The story of the West Memphis Three is one of the most bizarre, protracted legal sagas in the history of American justice. When Damien Echols was given a death sentence, absolutely no one could predict that when he was freed eighteen years later, his wife would cling to Eddie Vedder for comfort. Ongoing interest in the case would not be possible with Paradise Lost documentaries, directed by Joe Berlinger and Bruce Sinofsky. Paradise Lost III ends with the West Memphis Three enjoying their freedom, so when I heard about West of Memphis, another documentary about the case, I could only wonder why director Amy Berg bothered. It turns out that there is a lot more to uncover about the case, and to my utter surprise, the three men would not be free without the help of Peter Jackson. Yes, that Peter Jackson.
In 1993, three eight-year old boys were murdered and found in a ditch. They were stripped naked, hogtied, and it looked as if their bodies were mutilated. Damien Echols, Jessie Misskelley, and Jason Baldwin were tried and convicted for the killings. The opening section of West of Memphis, which covers the crime and its subsequent trial, bears a strong resemblance to Paradise Lost. Anyone who has seen the 1996 documentary knows the trial is a farce, and that the defendants were (wrongly) convicted because of how they looked, and how the prosecution made up some satanic cult bullshit. It’s necessary for context, if a little tedious. But once Jackson and his producer Fran Walsh reach out to Echols’ wife, asking how they could help, West of Memphis goes down a seedy path of incompetence, corruption, and child abuse.
Whereas Paradise Lost follows the trial towards its sad conclusion, West of Memphis is mostly about the lengthy investigation between the trial and the final Alford plea. With the help of Jackson and Walsh, Echols’ legal team hires a retired FBI investigator and a medical examiner to reassess the case evidence. The fascinating material is told with lucidity and the excitement of a new discovery. It turns out that the Arkansas medical examiner and prosecution were staggeringly terrible at their jobs, and would rather have innocent men in jail than tarnish their careers. Berg shows more the grisly crime photos more than the Paradise Lost directors, but her purpose is not exploitative. The photos are necessary so we can better understand an alternative explanation of how the lacerations appeared on the boy’s bodies. West of Memphis’ style is journalistic and matter-of-fact, except for this section where the imagery gets surreal and downright little disturbing.
The team had a huge break when Terry Hobbs, the step-father of one of the victims, sued Natalie Maines of The Dixie Chicks for defamation (she’s another West Memphis Three celebrity advocate). Jackson and his investigators had reason to believe Hobbs was the murderer, so they gave Maines’ lawyers access to what they’ve uncovered. West of Memphis uses snippets from Hobbs’ deposition to give an eerie portrayal of a singularly unlikable, creepy man who cannot control his violent nature. Berg does not exactly accuse Hobbs, yet there are breathtaking scenes where friends of Hobbs’ nephew go on record about what they heard Hobbs say (some of the young men do this on camera). Later, we hear conversations between Hobbs and his friend/alibi, seemingly as they happen in real time, and West of Memphis unfolds with implacable suspense. Berg and the audience benefit from access to the investigation sponsored by Jackson and Walsh, so some of the documentary unfolds with urgency. These quiet, revealing moments are where it’s difficult to believe Berg’s luck.
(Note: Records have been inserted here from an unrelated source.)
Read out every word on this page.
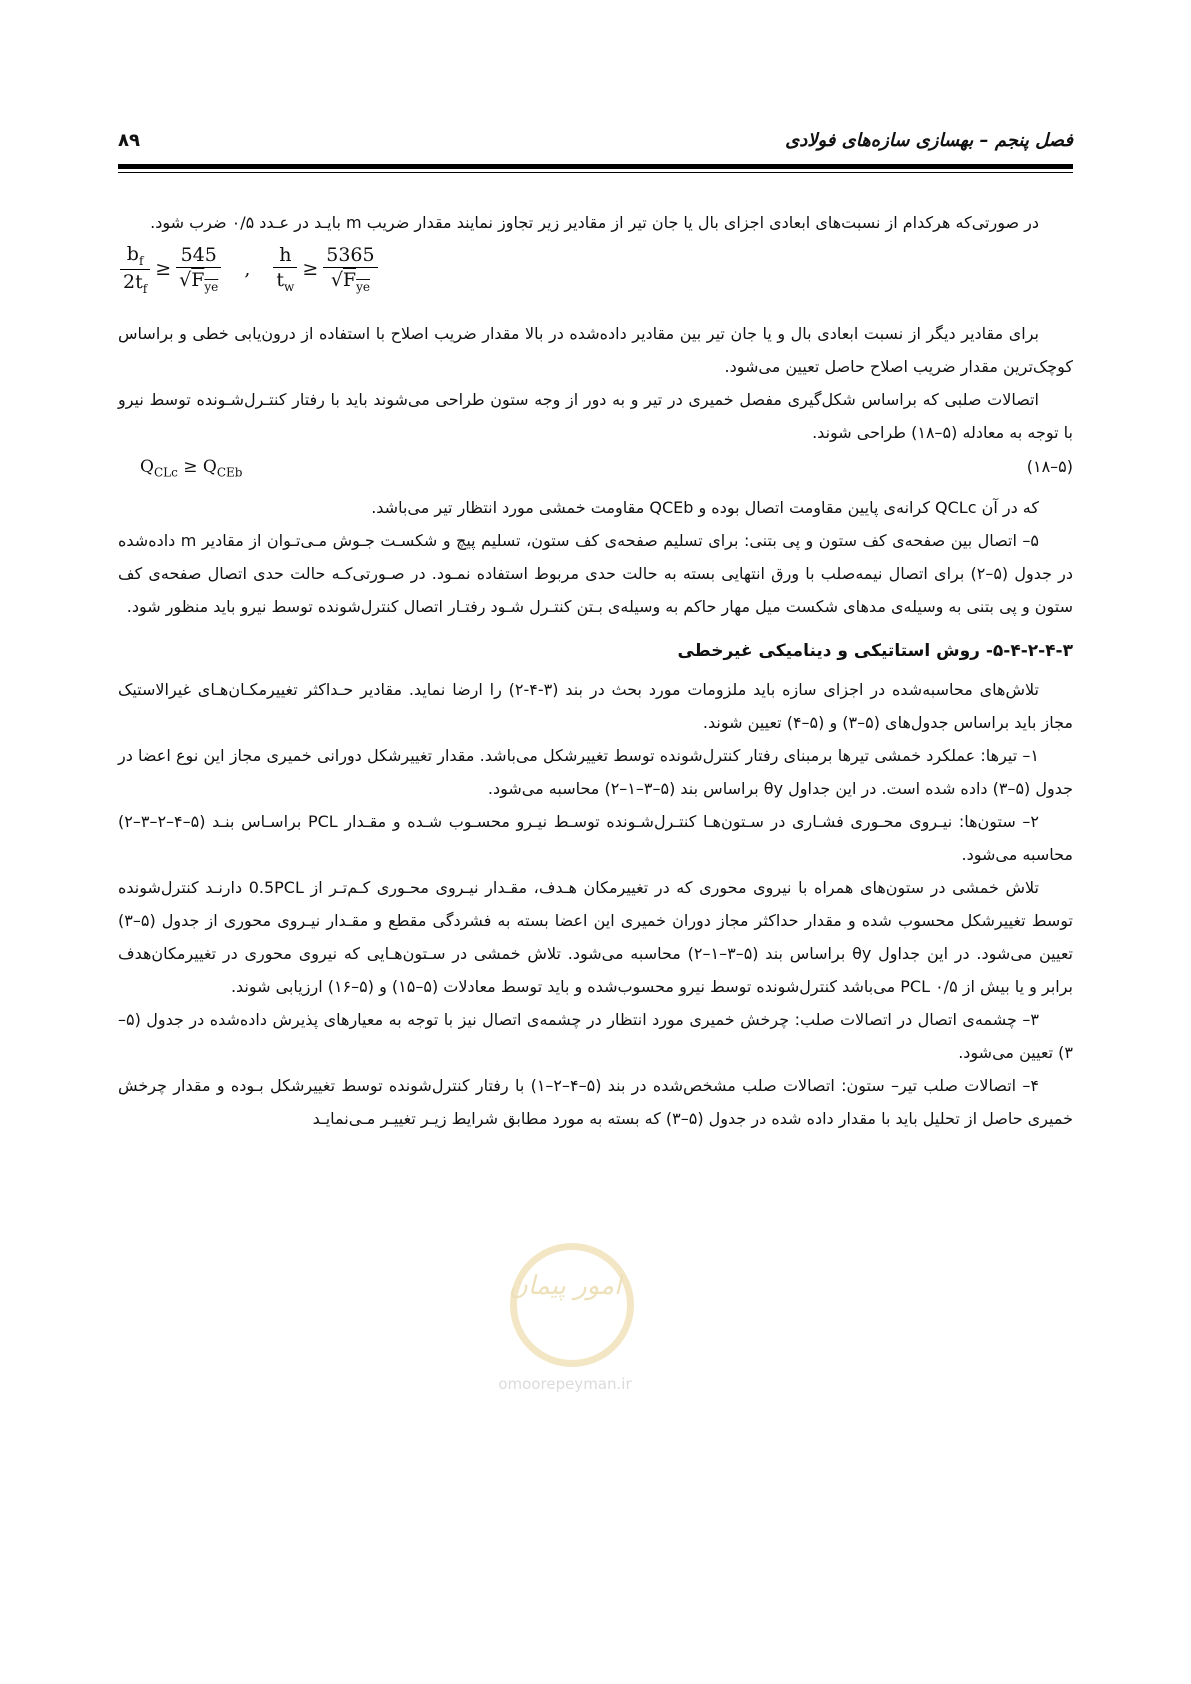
فصل پنجم – بهسازی سازه‌های فولادی
۸۹

در صورتی‌که هرکدام از نسبت‌های ابعادی اجزای بال یا جان تیر از مقادیر زیر تجاوز نمایند مقدار ضریب m بایـد در عـدد ۰/۵ ضرب شود.

$\frac{b_f}{2t_f} \ge \frac{545}{√F_{ye}}$ , $\frac{h}{t_w} \ge \frac{5365}{√F_{ye}}$

برای مقادیر دیگر از نسبت ابعادی بال و یا جان تیر بین مقادیر داده‌شده در بالا مقدار ضریب اصلاح با استفاده از درون‌یابی خطی و براساس کوچک‌ترین مقدار ضریب اصلاح حاصل تعیین می‌شود.

اتصالات صلبی که براساس شکل‌گیری مفصل خمیری در تیر و به دور از وجه ستون طراحی می‌شوند باید با رفتار کنتـرل‌شـونده توسط نیرو با توجه به معادله (۵–۱۸) طراحی شوند.

$Q_{CLc} \ge Q_{CEb}$	(۵–۱۸)

که در آن QCLc کرانه‌ی پایین مقاومت اتصال بوده و QCEb مقاومت خمشی مورد انتظار تیر می‌باشد.

۵– اتصال بین صفحه‌ی کف ستون و پی بتنی: برای تسلیم صفحه‌ی کف ستون، تسلیم پیچ و شکسـت جـوش مـی‌تـوان از مقادیر m داده‌شده در جدول (۵–۲) برای اتصال نیمه‌صلب با ورق انتهایی بسته به حالت حدی مربوط استفاده نمـود. در صـورتی‌کـه حالت حدی اتصال صفحه‌ی کف ستون و پی بتنی به وسیله‌ی مدهای شکست میل مهار حاکم به وسیله‌ی بـتن کنتـرل شـود رفتـار اتصال کنترل‌شونده توسط نیرو باید منظور شود.

۵-۴-۲-۴-۳- روش استاتیکی و دینامیکی غیرخطی

تلاش‌های محاسبه‌شده در اجزای سازه باید ملزومات مورد بحث در بند (۳-۴-۲) را ارضا نماید. مقادیر حـداکثر تغییرمکـان‌هـای غیرالاستیک مجاز باید براساس جدول‌های (۵–۳) و (۵–۴) تعیین شوند.

۱– تیرها: عملکرد خمشی تیرها برمبنای رفتار کنترل‌شونده توسط تغییرشکل می‌باشد. مقدار تغییرشکل دورانی خمیری مجاز این نوع اعضا در جدول (۵–۳) داده شده است. در این جداول θy براساس بند (۵–۳–۱–۲) محاسبه می‌شود.

۲– ستون‌ها: نیـروی محـوری فشـاری در سـتون‌هـا کنتـرل‌شـونده توسـط نیـرو محسـوب شـده و مقـدار PCL براسـاس بنـد (۵–۴–۲–۳–۲) محاسبه می‌شود.

تلاش خمشی در ستون‌های همراه با نیروی محوری که در تغییرمکان هـدف، مقـدار نیـروی محـوری کـم‌تـر از 0.5PCL دارنـد کنترل‌شونده توسط تغییرشکل محسوب شده و مقدار حداکثر مجاز دوران خمیری این اعضا بسته به فشردگی مقطع و مقـدار نیـروی محوری از جدول (۵–۳) تعیین می‌شود. در این جداول θy براساس بند (۵–۳–۱–۲) محاسبه می‌شود. تلاش خمشی در سـتون‌هـایی که نیروی محوری در تغییرمکان‌هدف برابر و یا بیش از ۰/۵ PCL می‌باشد کنترل‌شونده توسط نیرو محسوب‌شده و باید توسط معادلات (۵–۱۵) و (۵–۱۶) ارزیابی شوند.

۳– چشمه‌ی اتصال در اتصالات صلب: چرخش خمیری مورد انتظار در چشمه‌ی اتصال نیز با توجه به معیارهای پذیرش داده‌شده در جدول (۵–۳) تعیین می‌شود.

۴– اتصالات صلب تیر– ستون: اتصالات صلب مشخص‌شده در بند (۵–۴–۲–۱) با رفتار کنترل‌شونده توسط تغییرشکل بـوده و مقدار چرخش خمیری حاصل از تحلیل باید با مقدار داده شده در جدول (۵–۳) که بسته به مورد مطابق شرایط زیـر تغییـر مـی‌نمایـد

امور پیمان
omoorepeyman.ir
West of Memphis does not try to be the definitive account of the West Memphis Three case. Instead, it’s testament to what helped Echols, Misskelley, and Baldwin win their freedom. Paradise Lost moved Jackson and Walsh– just like Eddie Vedder, Johnny Depp, and hundreds of anonymous volunteers were moved – so he decided to help in any way he could. Since Jackson is one the world’s top filmmakers, he could accomplish a lot more than you or I, and his influence on the outcome is much larger than the typical volunteer. But at its core, West of Memphis is an inspirational film, one about how dedication and moral courage can lead to a seemingly impossible victory. The documentary ends with a title card, one that thanks everyone who helped the three men who are no longer so young, and I don’t think a film’s final message has ever felt so sincere.